TPC Scottsdale is a fairly easy course overall, with the field averaging 70.6 strokes/round for the week. The field averaged 301 yards off the tee (well above PGA average of 287 yards), hit 59% of fairways (slightly short of PGA average of 59%), hit 68% of greens (PGA average of 64%), and successfully scrambled 57% of the time (PGA average 58%). It’s clear that a combination of easy distance and little penalty for missing the fairway made hitting the green more likely.

Stadler as a player is definitely a much better ball-striker/driver than he is at putting or scrambling. He’s finished near the bottom in strokes gained putting in the last several years and he’s finished outside the top 100 in scrambling three of the last five seasons. In comparison, he’s been above-average in both driving distance and accuracy in the last few seasons, parlaying that and his approach shot skill into rankings of 33/26/8 in greens in regulation. We’re talking about a clear top top tier player from tee to green.

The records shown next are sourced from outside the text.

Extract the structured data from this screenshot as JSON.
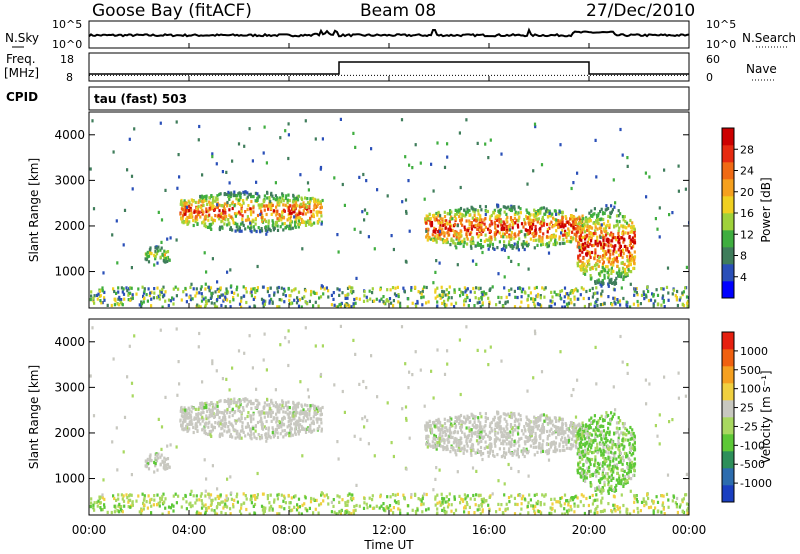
{
  "header": {
    "station": "Goose Bay (fitACF)",
    "beam": "Beam 08",
    "date": "27/Dec/2010"
  },
  "noise_panel": {
    "left_label": "N.Sky",
    "right_label": "N.Search",
    "left_ticks": [
      "10^5",
      "10^0"
    ],
    "right_ticks": [
      "10^5",
      "10^0"
    ]
  },
  "freq_panel": {
    "left_label_line1": "Freq.",
    "left_label_line2": "[MHz]",
    "right_label": "Nave",
    "left_ticks": [
      "18",
      "8"
    ],
    "right_ticks": [
      "60",
      "0"
    ]
  },
  "cpid_label": "CPID",
  "cpid_text": "tau (fast) 503",
  "power_panel": {
    "ylabel": "Slant Range [km]",
    "yticks": [
      "4000",
      "3000",
      "2000",
      "1000"
    ],
    "colorbar_label": "Power [dB]",
    "colorbar_ticks": [
      "28",
      "24",
      "20",
      "16",
      "12",
      "8",
      "4"
    ],
    "colors": [
      "#0000ff",
      "#2a4fb8",
      "#3f7d5b",
      "#3fae3f",
      "#9fd23a",
      "#f0d020",
      "#f5a01e",
      "#f06a14",
      "#e62a10",
      "#cc0000"
    ]
  },
  "velocity_panel": {
    "ylabel": "Slant Range [km]",
    "yticks": [
      "4000",
      "3000",
      "2000",
      "1000"
    ],
    "colorbar_label": "Velocity [m s⁻¹]",
    "colorbar_ticks": [
      "1000",
      "500",
      "100",
      "25",
      "-25",
      "-100",
      "-500",
      "-1000"
    ],
    "colors": [
      "#1a3fc0",
      "#2c6cae",
      "#2d8f5a",
      "#5cc836",
      "#a8d860",
      "#c8c8c0",
      "#f0d040",
      "#f5a020",
      "#f06010",
      "#e62010"
    ]
  },
  "xaxis": {
    "ticks": [
      "00:00",
      "04:00",
      "08:00",
      "12:00",
      "16:00",
      "20:00",
      "00:00"
    ],
    "label": "Time UT"
  },
  "chart_data": {
    "type": "heatmap",
    "title": "Goose Bay (fitACF)",
    "xlabel": "Time UT",
    "ylabel": "Slant Range [km]",
    "xlim": [
      "00:00",
      "24:00"
    ],
    "ylim": [
      200,
      4500
    ],
    "power_scale_dB": [
      0,
      30
    ],
    "velocity_scale_ms": [
      -1000,
      1000
    ],
    "scatter_regions": [
      {
        "start_h": 3.6,
        "end_h": 9.3,
        "range_min_km": 1900,
        "range_max_km": 2800,
        "peak_power_dB": 24,
        "velocity": "ground"
      },
      {
        "start_h": 2.2,
        "end_h": 3.2,
        "range_min_km": 1200,
        "range_max_km": 1600,
        "peak_power_dB": 12,
        "velocity": "ground"
      },
      {
        "start_h": 13.4,
        "end_h": 19.7,
        "range_min_km": 1500,
        "range_max_km": 2500,
        "peak_power_dB": 28,
        "velocity": "ground"
      },
      {
        "start_h": 19.5,
        "end_h": 21.8,
        "range_min_km": 700,
        "range_max_km": 2500,
        "peak_power_dB": 26,
        "velocity": "positive"
      }
    ],
    "frequency_MHz": [
      {
        "start_h": 0,
        "end_h": 10,
        "value": 10
      },
      {
        "start_h": 10,
        "end_h": 20,
        "value": 16
      },
      {
        "start_h": 20,
        "end_h": 24,
        "value": 10
      }
    ],
    "nave": [
      {
        "start_h": 0,
        "end_h": 24,
        "value": 8
      }
    ]
  }
}
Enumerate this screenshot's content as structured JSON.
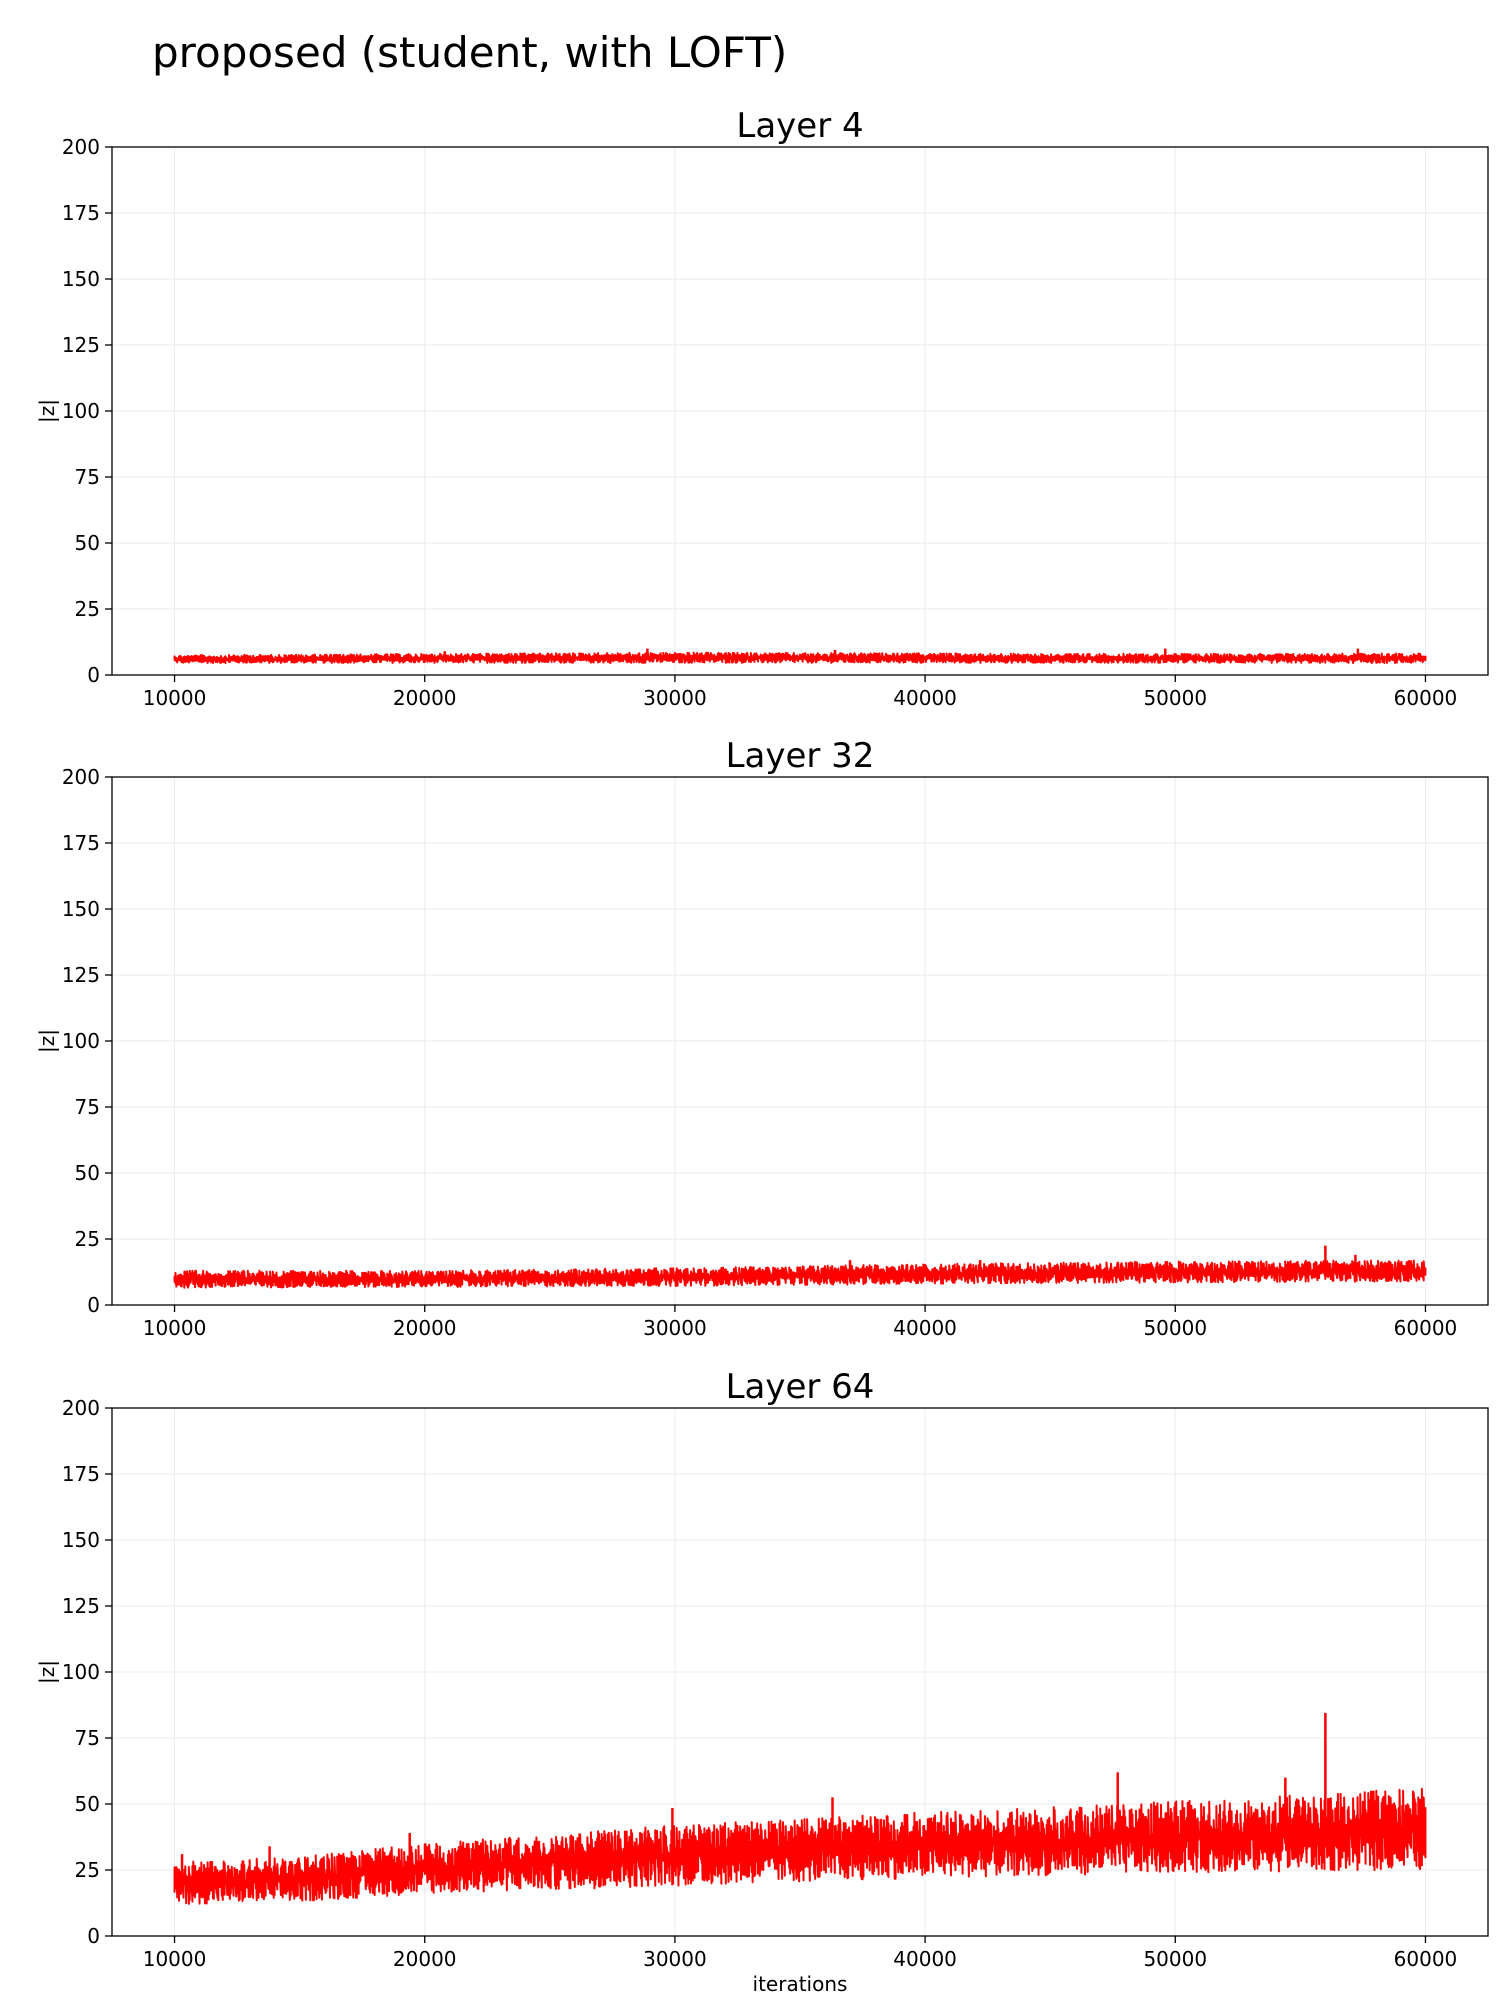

This week, Stadler simply played to his strengths, out-driving the field by 8 yards, hitting 9% more fairways, and using that great driving to hit 10% more greens than the field. His proximity to the pin was also 5 feet closer than field average. It helped that he successfully scrambled 12 of the 16 times he missed a green, which likely gained him something like 3 strokes on the field. However, his ability to put the ball in the fairway, further than most others, and then hit the green won him this tournament.

Digging deeper on his final round, I attempted to estimate his strokes gained for different types of shots. Prior work in this vein is here and here. I’m pretty confident in my numbers overall because 1) the course played roughly average in difficulty on Sunday and 2) my strokes gained on putts figure is within 0.3 strokes of the official PGA Tour number. My numbers show that three of Stadler’s best four shots on Sunday were approaches to the green – his approach to 3 feet on #14, his drive onto #17 green, and his approach to 4 feet on #9. In total he gained +2.1 strokes with his par 4/5 driving (14 shots), +1.3 strokes with his approach shots (4 shots), and +0.5 strokes with his par 3 tee-shots (14 shots), while he lost -0.4 strokes on 3 short shots around the green. I show his putting as having gained him no shots on the field in total.

I can explore this further, but it’s likely that Kevin Stadler played unusually well from tee to green for PGA tournament winners. His driving was superb in both distance and accuracy (a rare but potent combination) and he cashed in on those great positions by knocking his approach shots on the green and close.